These observations point to the conclusion that stories and games, as they actually exist, are distant cousins at best. Visualizing interactive storytelling in terms of games is rather like describing a whale by using a camel as a reference. Sure, they’re both mammals, but they are so different that the effort is a waste of time and ultimately misleading.
I have more to say on this matter in
Chapter 7
, “Simple Strategies That Don’t Work.”
Lesson #11
Interactive storytelling systems are
not
“games with stories.”
Some have pursued the notion that interactive storytelling is just like the movies, only the player gets to make all the dramatically interesting decisions. Wouldn’t it be wonderful to find yourself playing the role of Luke Skywalker in
Star Wars
, facing evil, becoming a Jedi knight, and swashbuckling across the galaxy?
This possibility has inspired a generation of would-be moviemakers shut out of Hollywood, desperate to prove their talents. The powerful tools the computer
makes available to low-budget operations encourage them to experiment, and while they’re at it, they figure they might as well toss in some interactivity. The inevitable result is what I call an
interactivized movie
: a product that is for all intents and purposes a movie, but has some interactivity tacked on.
To illustrate the core problem with interactivized movies, I’ve applied the concept schematically to
Star Wars: A New Hope
. Here is the sequence of key decisions that Luke makes during the course of the movie:
Now I ask you: If you were playing Luke Skywalker and the key decisions were up to you, would you answer any of these questions in the negative? Of course not! So what decisions are available to a person playing a game based on the movie? None!

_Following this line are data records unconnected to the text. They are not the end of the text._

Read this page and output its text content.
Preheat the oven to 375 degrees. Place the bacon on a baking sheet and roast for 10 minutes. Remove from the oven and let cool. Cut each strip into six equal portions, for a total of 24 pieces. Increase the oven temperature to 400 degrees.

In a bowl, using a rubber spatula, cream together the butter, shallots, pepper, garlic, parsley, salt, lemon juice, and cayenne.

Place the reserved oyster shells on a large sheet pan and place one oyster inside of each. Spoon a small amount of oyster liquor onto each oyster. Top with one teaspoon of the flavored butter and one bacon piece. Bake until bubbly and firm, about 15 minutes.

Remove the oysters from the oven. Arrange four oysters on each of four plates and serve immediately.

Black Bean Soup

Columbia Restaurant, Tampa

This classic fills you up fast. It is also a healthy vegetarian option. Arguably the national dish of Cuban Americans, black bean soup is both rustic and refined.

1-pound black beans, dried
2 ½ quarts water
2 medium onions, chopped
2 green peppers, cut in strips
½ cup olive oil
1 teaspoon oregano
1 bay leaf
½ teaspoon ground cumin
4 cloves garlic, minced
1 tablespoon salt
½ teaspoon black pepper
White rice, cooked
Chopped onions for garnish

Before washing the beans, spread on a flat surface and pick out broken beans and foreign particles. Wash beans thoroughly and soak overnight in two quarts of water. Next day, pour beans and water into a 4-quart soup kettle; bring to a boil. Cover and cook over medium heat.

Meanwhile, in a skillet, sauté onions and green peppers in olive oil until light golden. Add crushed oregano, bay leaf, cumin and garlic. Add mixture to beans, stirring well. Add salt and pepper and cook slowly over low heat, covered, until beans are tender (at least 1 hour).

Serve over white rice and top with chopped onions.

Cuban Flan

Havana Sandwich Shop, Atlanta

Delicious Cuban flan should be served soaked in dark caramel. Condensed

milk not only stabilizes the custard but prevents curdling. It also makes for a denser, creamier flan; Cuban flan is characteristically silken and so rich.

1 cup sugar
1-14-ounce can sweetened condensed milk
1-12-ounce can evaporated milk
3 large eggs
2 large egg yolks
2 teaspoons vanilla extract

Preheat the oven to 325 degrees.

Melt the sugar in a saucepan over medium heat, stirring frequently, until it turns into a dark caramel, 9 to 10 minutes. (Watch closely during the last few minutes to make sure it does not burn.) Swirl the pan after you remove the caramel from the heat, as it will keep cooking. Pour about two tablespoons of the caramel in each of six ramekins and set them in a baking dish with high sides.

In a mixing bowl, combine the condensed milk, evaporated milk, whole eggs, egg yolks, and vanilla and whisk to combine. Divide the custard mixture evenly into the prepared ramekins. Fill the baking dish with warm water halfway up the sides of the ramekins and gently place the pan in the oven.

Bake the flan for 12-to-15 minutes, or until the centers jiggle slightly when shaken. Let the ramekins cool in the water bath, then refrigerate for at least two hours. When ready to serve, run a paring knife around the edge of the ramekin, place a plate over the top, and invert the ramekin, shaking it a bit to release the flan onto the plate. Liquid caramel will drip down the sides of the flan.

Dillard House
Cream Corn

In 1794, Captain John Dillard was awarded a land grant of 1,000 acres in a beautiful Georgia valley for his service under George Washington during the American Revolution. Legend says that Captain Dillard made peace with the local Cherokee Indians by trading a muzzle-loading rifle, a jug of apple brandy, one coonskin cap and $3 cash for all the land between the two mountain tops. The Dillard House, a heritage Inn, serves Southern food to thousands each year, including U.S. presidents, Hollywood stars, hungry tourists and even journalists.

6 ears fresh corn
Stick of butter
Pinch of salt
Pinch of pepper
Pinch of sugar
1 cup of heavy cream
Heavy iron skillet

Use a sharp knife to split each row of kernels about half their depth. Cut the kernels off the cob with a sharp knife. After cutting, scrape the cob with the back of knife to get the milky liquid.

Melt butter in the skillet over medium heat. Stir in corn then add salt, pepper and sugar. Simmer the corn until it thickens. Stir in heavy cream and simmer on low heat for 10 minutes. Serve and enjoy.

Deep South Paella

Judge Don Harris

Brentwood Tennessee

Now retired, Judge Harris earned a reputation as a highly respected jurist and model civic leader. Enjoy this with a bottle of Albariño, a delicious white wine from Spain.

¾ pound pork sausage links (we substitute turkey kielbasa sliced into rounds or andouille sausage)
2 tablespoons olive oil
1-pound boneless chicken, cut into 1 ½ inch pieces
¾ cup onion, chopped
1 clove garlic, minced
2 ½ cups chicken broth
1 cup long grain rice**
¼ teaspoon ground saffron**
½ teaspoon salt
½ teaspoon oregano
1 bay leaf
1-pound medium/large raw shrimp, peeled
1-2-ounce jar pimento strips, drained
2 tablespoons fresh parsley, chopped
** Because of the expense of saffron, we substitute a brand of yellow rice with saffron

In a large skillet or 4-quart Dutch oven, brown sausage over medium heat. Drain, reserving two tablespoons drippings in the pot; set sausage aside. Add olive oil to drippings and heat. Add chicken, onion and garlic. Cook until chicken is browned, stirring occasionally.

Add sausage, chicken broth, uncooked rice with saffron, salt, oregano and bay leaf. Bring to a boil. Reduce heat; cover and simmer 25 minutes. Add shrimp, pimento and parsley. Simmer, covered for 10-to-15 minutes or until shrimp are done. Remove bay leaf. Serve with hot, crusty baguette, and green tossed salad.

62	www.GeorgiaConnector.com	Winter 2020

I have more to say on decisions in
Chapter 7
.
Comparing plot with interactivity leads many to conclude that there’s a fundamental conflict between the two. Academics prefer to use the term
agency
to refer to what most people call “interactivity” and
narrativity
to refer to what most people would call “storiness” (or “plot”). Here are some relevant quotations from various authorities:
I will argue that there is a central contradiction within the idea of interactive narrative—that narrative form is fundamentally linear and non-interactive. The interactive story implies a form which is not that of narrative…
1
In a narrative, this notion of significance seems inversely defined, since the ability to alter events in the plot actually works to diffuse the significance of the story. If viewers can change characters’ actions with the wave of their hands, why should they care about the story? What indeed then is the story?
2
Some assert that the intersection of interactivity and story is empty:
The popularity of the concept of “interactive fiction” for computer-based stories and games is surprising. Is there anything compelling in our cultural history that suggests people want to participate in received stories? Are there stunning examples of successful interactive fictive experiences that have turned doubting Thomases into true believers? No.

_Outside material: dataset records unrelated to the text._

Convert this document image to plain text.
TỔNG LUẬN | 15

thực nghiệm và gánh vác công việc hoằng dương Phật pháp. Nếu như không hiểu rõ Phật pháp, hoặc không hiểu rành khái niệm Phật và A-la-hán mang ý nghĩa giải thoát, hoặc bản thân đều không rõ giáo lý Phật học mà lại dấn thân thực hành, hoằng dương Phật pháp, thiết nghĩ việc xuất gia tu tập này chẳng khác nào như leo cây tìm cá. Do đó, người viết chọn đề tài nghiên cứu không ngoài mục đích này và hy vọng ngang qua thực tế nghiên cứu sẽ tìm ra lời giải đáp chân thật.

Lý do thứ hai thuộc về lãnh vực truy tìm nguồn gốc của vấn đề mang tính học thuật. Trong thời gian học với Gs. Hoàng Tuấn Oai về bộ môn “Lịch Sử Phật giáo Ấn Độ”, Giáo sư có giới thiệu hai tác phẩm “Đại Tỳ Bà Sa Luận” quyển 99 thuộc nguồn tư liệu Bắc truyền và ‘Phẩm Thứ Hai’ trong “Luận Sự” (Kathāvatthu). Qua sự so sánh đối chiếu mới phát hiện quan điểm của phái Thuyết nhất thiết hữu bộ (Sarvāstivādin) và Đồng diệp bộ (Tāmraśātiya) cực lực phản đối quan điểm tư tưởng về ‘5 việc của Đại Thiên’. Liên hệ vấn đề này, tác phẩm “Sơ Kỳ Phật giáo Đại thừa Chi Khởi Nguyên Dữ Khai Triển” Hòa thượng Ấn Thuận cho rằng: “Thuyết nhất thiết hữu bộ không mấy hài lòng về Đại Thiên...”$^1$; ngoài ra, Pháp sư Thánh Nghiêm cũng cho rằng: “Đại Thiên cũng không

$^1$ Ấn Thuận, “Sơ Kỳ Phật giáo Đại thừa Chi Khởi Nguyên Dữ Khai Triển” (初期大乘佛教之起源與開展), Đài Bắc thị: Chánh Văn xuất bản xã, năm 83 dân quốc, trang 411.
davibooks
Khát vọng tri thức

It’s the Myth of Interactivity again—recall that this myth tells us: Interactivity makes games better, and a game designer should try to make the experience as richly interactive as possible. And what goes for regular games goes for story games. This belief in the universal power of interactivity is what leads people to try to marry interaction and storytelling.
3
Dr. Glassner is correct in observing that interactive storytelling has never been done before, but then, lots of things had never been done before, such as interactive word processing, interactive database management, interactive spreadsheets, and, of course, the interactive Internet. Until the advent of the computer, rich interactivity could be accomplished only by committing a human being to the process, and most of the time the human was too slow or too expensive to make the interaction worthwhile. To dismiss interactive storytelling on the grounds that it hasn’t been done before is to reject the entire basis of the human intellectual adventure.

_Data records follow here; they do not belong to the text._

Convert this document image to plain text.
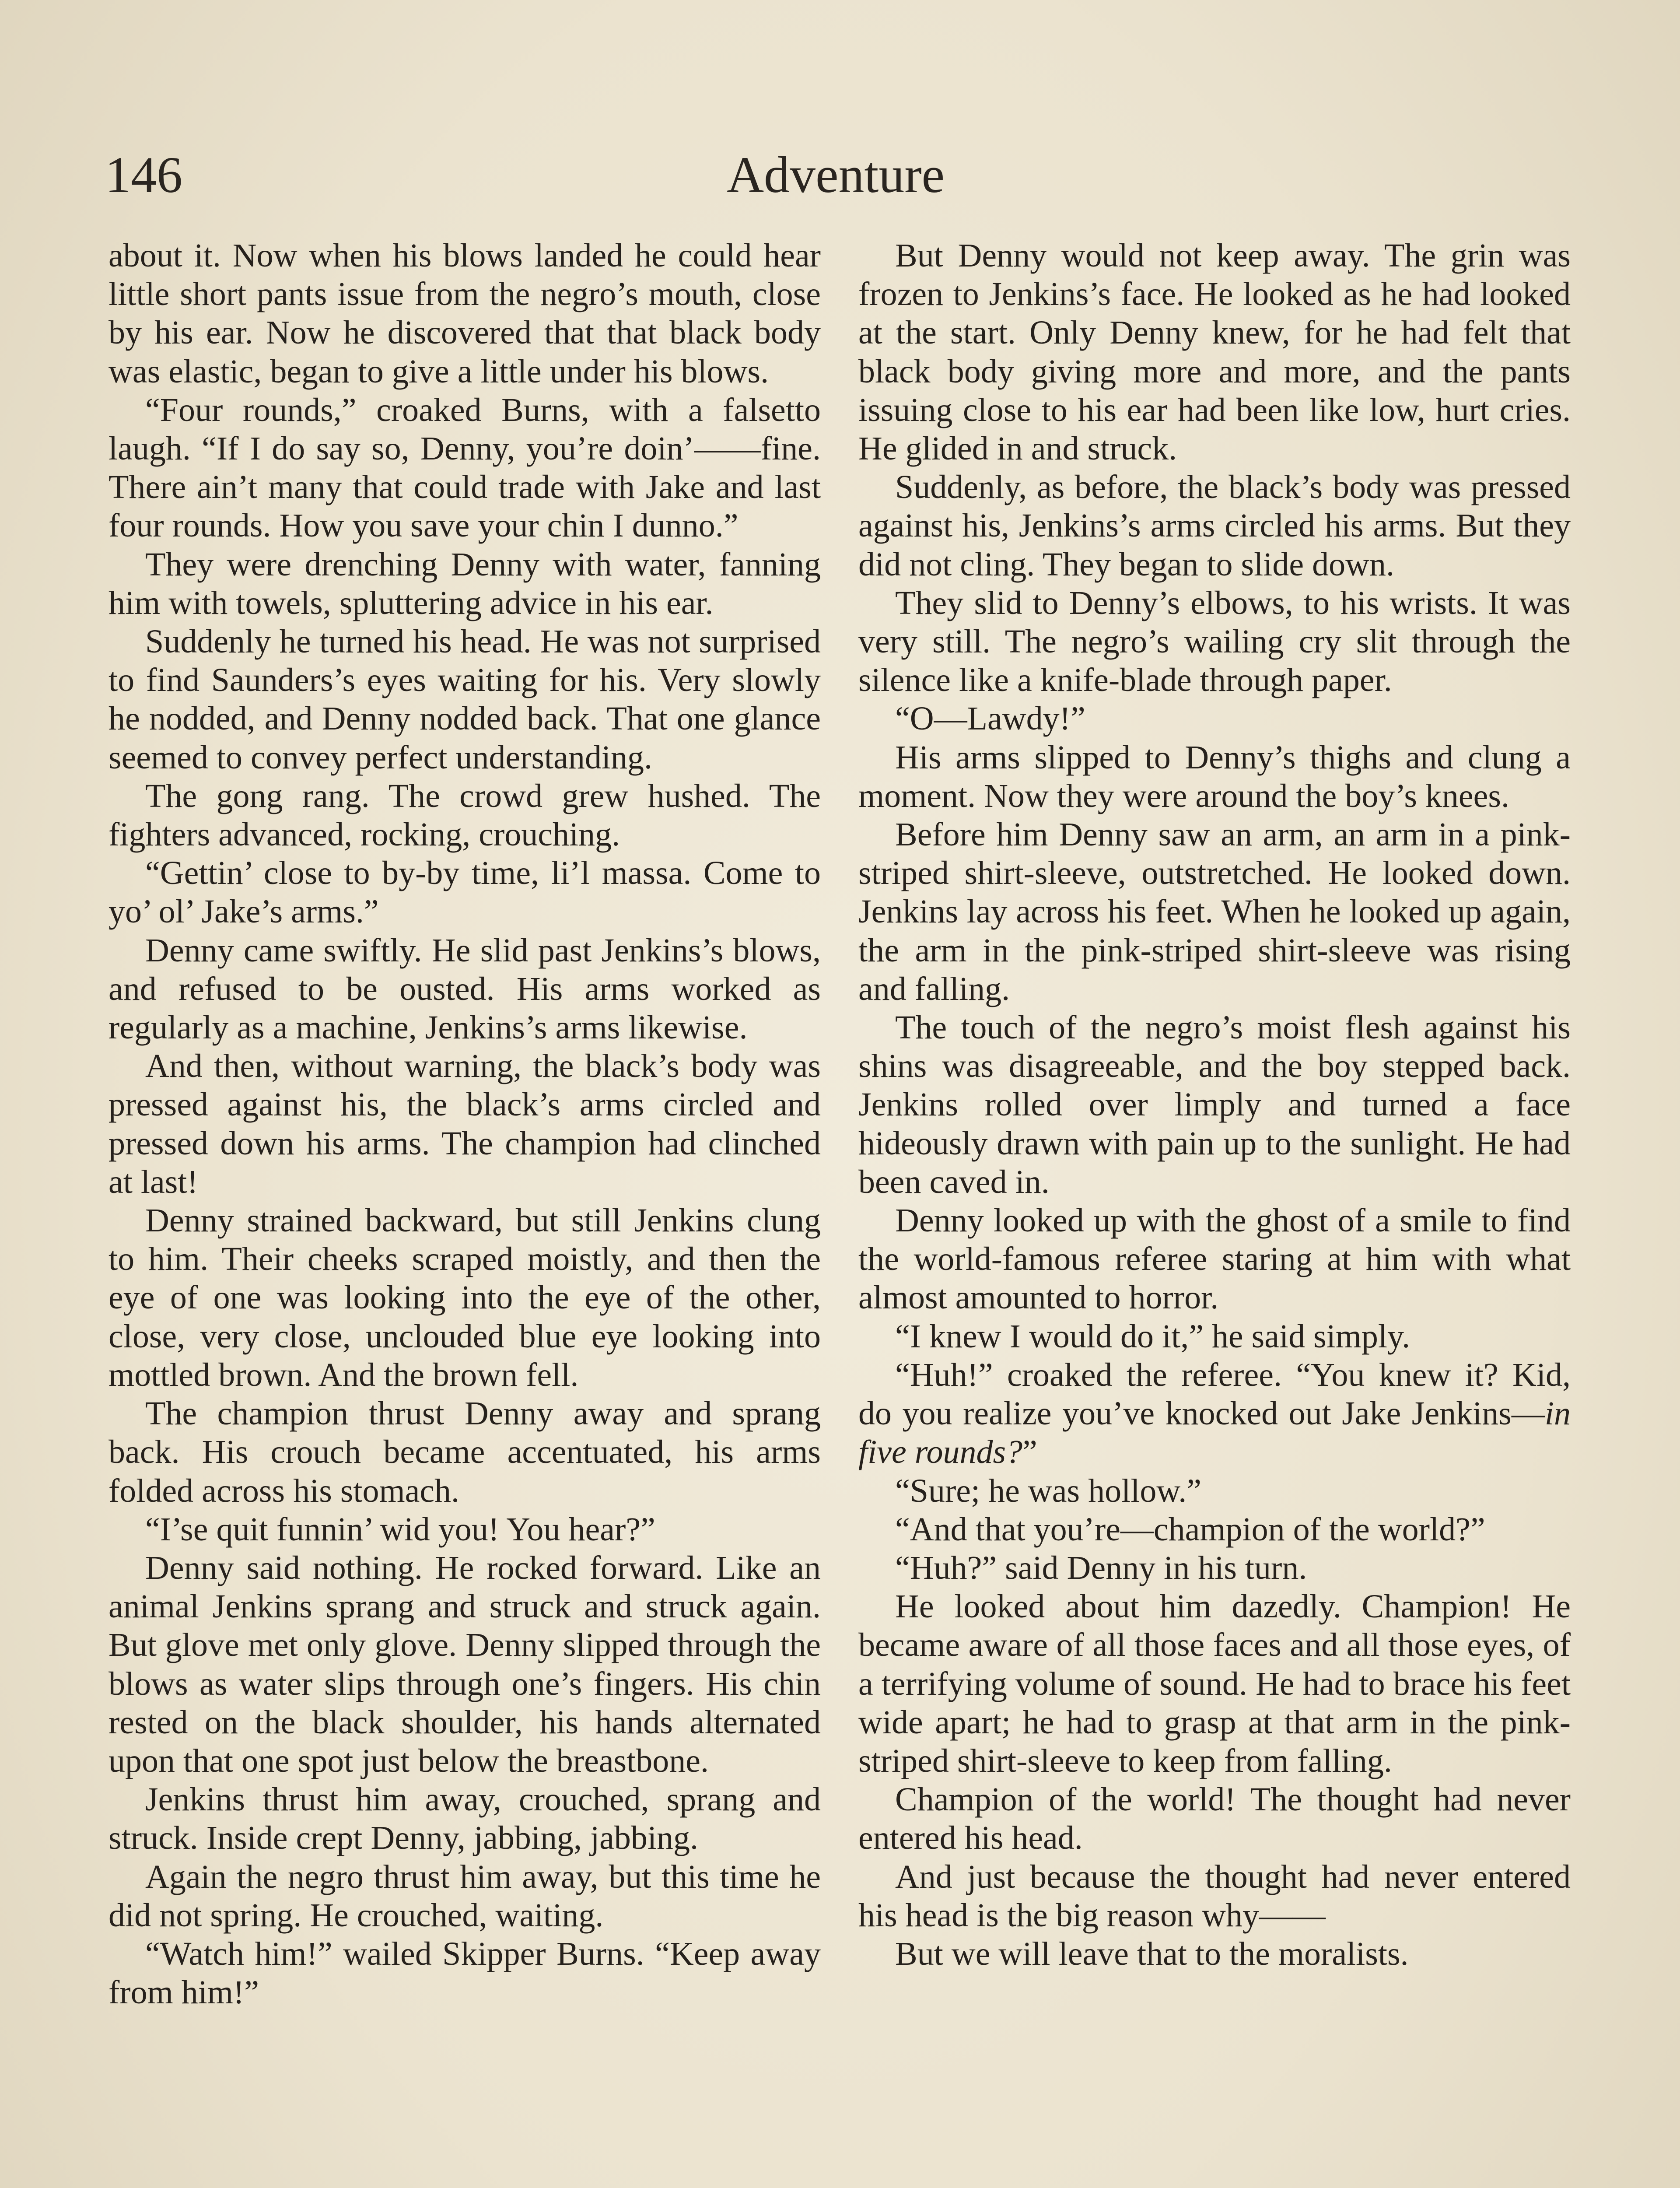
146	Adventure

about it. Now when his blows landed he could hear little short pants issue from the negro’s mouth, close by his ear. Now he discovered that that black body was elastic, began to give a little under his blows.

“Four rounds,” croaked Burns, with a falsetto laugh. “If I do say so, Denny, you’re doin’——fine. There ain’t many that could trade with Jake and last four rounds. How you save your chin I dunno.”

They were drenching Denny with water, fanning him with towels, spluttering advice in his ear.

Suddenly he turned his head. He was not surprised to find Saunders’s eyes waiting for his. Very slowly he nodded, and Denny nodded back. That one glance seemed to convey perfect understanding.

The gong rang. The crowd grew hushed. The fighters advanced, rocking, crouching.

“Gettin’ close to by-by time, li’l massa. Come to yo’ ol’ Jake’s arms.”

Denny came swiftly. He slid past Jenkins’s blows, and refused to be ousted. His arms worked as regularly as a machine, Jenkins’s arms likewise.

And then, without warning, the black’s body was pressed against his, the black’s arms circled and pressed down his arms. The champion had clinched at last!

Denny strained backward, but still Jenkins clung to him. Their cheeks scraped moistly, and then the eye of one was looking into the eye of the other, close, very close, unclouded blue eye looking into mottled brown. And the brown fell.

The champion thrust Denny away and sprang back. His crouch became accentuated, his arms folded across his stomach.

“I’se quit funnin’ wid you! You hear?”

Denny said nothing. He rocked forward. Like an animal Jenkins sprang and struck and struck again. But glove met only glove. Denny slipped through the blows as water slips through one’s fingers. His chin rested on the black shoulder, his hands alternated upon that one spot just below the breastbone.

Jenkins thrust him away, crouched, sprang and struck. Inside crept Denny, jabbing, jabbing.

Again the negro thrust him away, but this time he did not spring. He crouched, waiting.

“Watch him!” wailed Skipper Burns. “Keep away from him!”

But Denny would not keep away. The grin was frozen to Jenkins’s face. He looked as he had looked at the start. Only Denny knew, for he had felt that black body giving more and more, and the pants issuing close to his ear had been like low, hurt cries. He glided in and struck.

Suddenly, as before, the black’s body was pressed against his, Jenkins’s arms circled his arms. But they did not cling. They began to slide down.

They slid to Denny’s elbows, to his wrists. It was very still. The negro’s wailing cry slit through the silence like a knife-blade through paper.

“O—Lawdy!”

His arms slipped to Denny’s thighs and clung a moment. Now they were around the boy’s knees.

Before him Denny saw an arm, an arm in a pink-striped shirt-sleeve, outstretched. He looked down. Jenkins lay across his feet. When he looked up again, the arm in the pink-striped shirt-sleeve was rising and falling.

The touch of the negro’s moist flesh against his shins was disagreeable, and the boy stepped back. Jenkins rolled over limply and turned a face hideously drawn with pain up to the sunlight. He had been caved in.

Denny looked up with the ghost of a smile to find the world-famous referee staring at him with what almost amounted to horror.

“I knew I would do it,” he said simply.

“Huh!” croaked the referee. “You knew it? Kid, do you realize you’ve knocked out Jake Jenkins—in five rounds?”

“Sure; he was hollow.”

“And that you’re—champion of the world?”

“Huh?” said Denny in his turn.

He looked about him dazedly. Champion! He became aware of all those faces and all those eyes, of a terrifying volume of sound. He had to brace his feet wide apart; he had to grasp at that arm in the pink-striped shirt-sleeve to keep from falling.

Champion of the world! The thought had never entered his head.

And just because the thought had never entered his head is the big reason why——

But we will leave that to the moralists.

The difficulty in building interactive storytelling technology doesn’t mean that interactive storytelling is impossible. There are theoretically sound reasons for the apparent conflict between interactivity and plot. The problems are best seen from the plot faction’s point of view. Plot creation is an enormously difficult task, demanding talent and creative energy. Permitting the grubby-fingered audience to interact with the carefully crafted plot will surely ruin its delicate balance. Knowing how difficult it is to get a plot to work well, writers insist that any audience intrusion into the process yields only garbage. If interactivity requires the audience to involve itself in the direction of the plot, clearly interactivity and plot are incompatible.
Adding to this apparent incompatibility is the attitude of the other side. The protagonists of interactivity tend to take a dim view of plot. The strongest example of this attitude is the possibly apocryphal story about id Software and the creation of Doom. There was, so the tale goes, some dispute within the organization about the proper role of the story in the game. One faction argued that there should be some story element to tie everything together. The other faction argued that Doom was to be an action game, pure and simple, and that they “didn’t need no steenking story.” Eventually, the anti-story faction won out, and the losers left the company. So the tale goes. Doom went on to become one of the most successful games in history, which confirmed (in the eyes of the gamers) the uselessness of storytelling.
So you have an apparent incompatibility between plot and interactivity. It would seem, from both theoretical considerations and the experiences of many failed attempts, that plot and interaction cannot be reconciled. This in turn implies that the dream of interactive storytelling is a chimera.
The central issue here isn’t new. In slightly different terms, some of the brightest minds in human history have struggled with this problem, often with illuminating results. Now, you might wonder how the problem of interactivity versus plot could have attracted the attentions of august thinkers in times past, but they were working with a bigger problem: the classic theological problem of free will versus determinism.
I’ll explain the connection using the terminology of Christian theologians who wrestled with the problem for centuries: God is omniscient and omnipotent. Every event that takes place in the universe happens according to His benevolent design. There are apparent evils in the universe, but they are all part of God’s greater intentions. But these God-willed events include the actions of people as well as natural phenomena. Thus, a terrible disaster is an “act of God,” but so is a murder. So how can human beings have any free will? They are pawns in the hands of an omnipotent God. If humans did have free will, God would be neither omnipotent nor omniscient, for then He wouldn’t control or know what we would do. But if He is neither omnipotent nor omniscient, how can He fit any definition of God? Therefore, free will clashes with determinism.
The connection with interactive storytelling should be obvious. Determinism in theology is analogous to plot in storytelling. The plot is the storyteller’s predestined plan for the story’s outcome. Free will is analogous to interaction, for how
else can players interact without exercising their free will? To make the theological analogy more explicit, view the storybuilder as the creator of a miniature universe. The storybuilder, for example, creates an imaginary universe populated by characters. Like some omnipotent god, the storybuilder decides their actions and predestines their fates. Conversely, the history of the universe is nothing more than a huge story written by God that we act out.
But wait! The game designer is also a god of sorts. He too creates a tiny universe and exercises godlike control over that universe. Yet free will seems to exist in the game universe. What’s the difference?